Overturning its prior holding in Stenberg v. Carhart, the court stated that questions of medical uncertainty generated by facts asserted to the legislature and in lower courts leave broad discretion for lawmaking. (In Stenberg they had arrived at the opposite conclusion – that courts confronted with medical uncertainty should err toward ensuring the health exception “if there is substantial medical authority” supporting “the proposition that banning a particular procedure could endanger women’s health.”) In Gonzales, the court stated that there should be deference to the legislature’s ability to consider “marginal safety, including the balance of risks” as “within legislative competence when the regulation is rational and in pursuit of legitimate ends.” The Supreme Court revisited this issue in Whole Woman’s Health, holding that courts should not rely uncritically on legislative findings (and noting that the Texas legislature did not actually provide a set of factual findings in the case of the challenged law). Importantly, the majority in Whole Woman’s Health emphasized that even Gonzales, in which legislative facts had been presented and whose outcome claimed to defer to the legislature, pointed out that “the ‘Court retains an independent constitutional duty to review factual findings where constitutional rights are at stake.’ … (emphasis added).” (For a historical review of the treatment of medical uncertainty in abortion jurisprudence, see Mary Ziegler’s recent article here.)

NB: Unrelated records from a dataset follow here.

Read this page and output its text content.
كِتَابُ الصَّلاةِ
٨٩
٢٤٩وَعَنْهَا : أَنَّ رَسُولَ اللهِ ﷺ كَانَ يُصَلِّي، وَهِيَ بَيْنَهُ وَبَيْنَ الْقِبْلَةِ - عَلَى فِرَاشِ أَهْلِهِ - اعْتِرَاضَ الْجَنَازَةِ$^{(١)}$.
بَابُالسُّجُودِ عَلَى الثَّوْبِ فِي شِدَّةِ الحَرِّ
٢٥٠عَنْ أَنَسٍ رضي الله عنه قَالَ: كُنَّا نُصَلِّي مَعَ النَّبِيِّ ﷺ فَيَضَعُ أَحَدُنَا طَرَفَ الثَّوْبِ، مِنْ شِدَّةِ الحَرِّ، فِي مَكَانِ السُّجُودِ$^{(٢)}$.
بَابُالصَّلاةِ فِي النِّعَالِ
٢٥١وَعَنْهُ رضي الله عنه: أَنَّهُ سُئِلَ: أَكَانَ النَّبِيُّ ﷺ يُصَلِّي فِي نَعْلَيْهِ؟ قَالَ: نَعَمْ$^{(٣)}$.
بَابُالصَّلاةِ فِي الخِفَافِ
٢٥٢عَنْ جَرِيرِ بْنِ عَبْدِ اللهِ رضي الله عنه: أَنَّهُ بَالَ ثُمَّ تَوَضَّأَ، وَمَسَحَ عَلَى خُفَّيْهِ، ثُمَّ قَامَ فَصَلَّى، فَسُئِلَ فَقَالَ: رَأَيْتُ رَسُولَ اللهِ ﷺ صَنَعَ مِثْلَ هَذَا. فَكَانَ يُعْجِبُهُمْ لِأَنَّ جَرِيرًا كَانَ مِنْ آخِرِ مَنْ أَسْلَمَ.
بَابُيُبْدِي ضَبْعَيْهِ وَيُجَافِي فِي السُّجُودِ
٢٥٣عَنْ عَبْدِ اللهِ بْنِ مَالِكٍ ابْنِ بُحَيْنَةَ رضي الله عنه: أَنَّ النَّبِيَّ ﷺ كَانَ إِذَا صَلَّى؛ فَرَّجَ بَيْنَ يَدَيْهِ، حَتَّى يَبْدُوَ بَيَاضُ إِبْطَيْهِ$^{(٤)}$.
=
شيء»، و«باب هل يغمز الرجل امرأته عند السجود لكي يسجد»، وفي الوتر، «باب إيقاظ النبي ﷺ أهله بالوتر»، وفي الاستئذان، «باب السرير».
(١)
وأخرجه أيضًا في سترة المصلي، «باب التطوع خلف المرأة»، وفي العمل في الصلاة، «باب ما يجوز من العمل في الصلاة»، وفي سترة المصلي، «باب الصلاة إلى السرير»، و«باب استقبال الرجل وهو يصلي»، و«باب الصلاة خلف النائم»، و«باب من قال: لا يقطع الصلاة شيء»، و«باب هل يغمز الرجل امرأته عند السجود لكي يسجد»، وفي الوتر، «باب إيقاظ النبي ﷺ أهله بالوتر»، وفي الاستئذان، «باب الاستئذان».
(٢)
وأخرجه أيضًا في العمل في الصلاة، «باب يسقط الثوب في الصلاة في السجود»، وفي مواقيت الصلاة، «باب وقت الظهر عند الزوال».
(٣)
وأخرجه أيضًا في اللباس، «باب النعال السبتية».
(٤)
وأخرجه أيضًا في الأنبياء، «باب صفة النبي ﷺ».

As I’ve previously noted, although it is tempting to delineate clear institutional roles for the courts and legislatures with regard to the impact of particular regulations, it is helpful to take a step back and note how discussions of institutional deference themselves code the political leanings of the court. If, for example, the Supreme Court holds the admitting-privileges law in June Medical Services constitutional, it will likely do so by claiming the need to allow room for legislative rulemaking. Or it could follow Whole Woman’s Health and ensure that the findings of the district court contribute to a robust analysis of the burdens that women will face. The institutional role the justices see for both themselves and state legislatures – contingent on the facts of this particular case – will be less a statement about the appropriate way to understand how courts and legislatures should operate in relation to one another and more an attempt to legitimate particular factual claims about the impact of the Louisiana law.